She was a beautiful brown skin Jamaican girl. You couldn’t fail to notice her swaying down the street. The grasshoppers loafing on the corner would skreet sibilant mating calls as she pass. She gathered their gaze and dashed their aspirations without a thought. Full lips, caramel complexion and as Mama would say “she well built”.
Oh Carol…what a girl! And don’t think good looking is all she had, because she was as sharp as a cutlass. One day a cricket called out “wa you name baby love” smiling sweetly, she replied without a glance in his direction “big ambition like you”. Sweet spunky kid.
By chance I ran into Carol on Christmas Eve. She see me, but don’t see me. I see her but don’t say so. The ghost of her former self peeped into a corner of my eye drawing me to a happier time; back before she believed in a guy who could not believe his luck. She loved him dearly, he loved him more.

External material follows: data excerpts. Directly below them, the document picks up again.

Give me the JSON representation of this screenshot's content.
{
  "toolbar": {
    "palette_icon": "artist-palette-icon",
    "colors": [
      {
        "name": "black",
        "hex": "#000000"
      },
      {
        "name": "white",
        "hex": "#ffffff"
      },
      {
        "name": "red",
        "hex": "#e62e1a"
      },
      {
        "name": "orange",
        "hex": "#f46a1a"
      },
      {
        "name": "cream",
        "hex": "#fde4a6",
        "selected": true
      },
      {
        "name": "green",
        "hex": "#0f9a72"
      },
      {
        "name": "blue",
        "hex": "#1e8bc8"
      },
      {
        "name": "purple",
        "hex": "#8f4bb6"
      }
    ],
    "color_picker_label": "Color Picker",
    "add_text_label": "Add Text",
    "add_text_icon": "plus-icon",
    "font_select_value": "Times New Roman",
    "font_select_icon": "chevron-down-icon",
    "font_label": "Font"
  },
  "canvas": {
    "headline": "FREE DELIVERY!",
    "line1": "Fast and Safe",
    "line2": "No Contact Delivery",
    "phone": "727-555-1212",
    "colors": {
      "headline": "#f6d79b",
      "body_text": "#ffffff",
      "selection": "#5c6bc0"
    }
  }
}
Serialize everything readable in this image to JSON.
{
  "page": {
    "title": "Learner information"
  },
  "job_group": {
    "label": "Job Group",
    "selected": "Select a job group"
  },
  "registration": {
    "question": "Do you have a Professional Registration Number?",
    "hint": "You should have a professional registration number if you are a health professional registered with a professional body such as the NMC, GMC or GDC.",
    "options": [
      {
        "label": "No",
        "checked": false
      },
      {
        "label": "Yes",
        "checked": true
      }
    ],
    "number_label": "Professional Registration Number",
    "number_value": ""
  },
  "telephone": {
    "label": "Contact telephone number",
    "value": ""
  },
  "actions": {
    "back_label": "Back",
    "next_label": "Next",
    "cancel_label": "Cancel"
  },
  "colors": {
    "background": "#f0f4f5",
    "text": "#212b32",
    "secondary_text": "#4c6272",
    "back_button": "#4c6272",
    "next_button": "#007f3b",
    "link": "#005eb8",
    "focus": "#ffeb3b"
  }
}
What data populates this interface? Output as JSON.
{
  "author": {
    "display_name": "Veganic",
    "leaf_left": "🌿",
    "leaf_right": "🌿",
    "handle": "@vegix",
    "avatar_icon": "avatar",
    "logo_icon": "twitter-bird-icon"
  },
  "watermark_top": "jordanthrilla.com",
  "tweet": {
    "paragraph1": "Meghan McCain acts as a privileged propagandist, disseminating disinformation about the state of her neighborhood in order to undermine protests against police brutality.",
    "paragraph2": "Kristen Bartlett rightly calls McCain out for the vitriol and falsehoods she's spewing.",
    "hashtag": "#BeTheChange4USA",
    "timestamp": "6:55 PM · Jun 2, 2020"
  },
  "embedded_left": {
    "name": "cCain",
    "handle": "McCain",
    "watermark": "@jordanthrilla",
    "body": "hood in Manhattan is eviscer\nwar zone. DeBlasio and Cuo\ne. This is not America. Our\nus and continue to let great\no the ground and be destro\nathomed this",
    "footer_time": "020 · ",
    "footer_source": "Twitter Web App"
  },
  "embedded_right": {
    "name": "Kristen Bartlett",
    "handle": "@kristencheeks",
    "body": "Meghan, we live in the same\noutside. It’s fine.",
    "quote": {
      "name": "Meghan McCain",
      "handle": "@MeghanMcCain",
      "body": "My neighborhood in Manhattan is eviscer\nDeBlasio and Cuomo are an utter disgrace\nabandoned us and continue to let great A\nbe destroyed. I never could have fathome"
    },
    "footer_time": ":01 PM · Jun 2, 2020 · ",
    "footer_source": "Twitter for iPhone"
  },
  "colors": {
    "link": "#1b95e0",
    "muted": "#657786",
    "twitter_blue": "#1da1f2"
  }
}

He silenced the grasshoppers with snarls, and chastised her for drawing their attention. Soon he had her under house arrest with a big belly and an empty fridge. They told me how he “thump her down”, “bruk up her hand”, “mash up her face”. Poor Carol. Nowadays they call it domestic violence, back then, and still, we just call it “wicked”.
What causes a man to do that to another human being? What demon lurks in the dark recesses of a culture possessing men to do the unthinkable. I’m not just talking about shooting girls for wanting to read, or even what that idiot did to Carol. It’s the bitter seed somehow implanted in boys that makes it natural for us to create mayhem in women’s lives.
Guys please don’t go denying it’s in you, because it lives in me. “Emancipate yourself from mental slavery none but ourselves can free our minds”. Let’s talk.
As you enjoy the festivities spare a thought for Carol my ghost of Christmas past.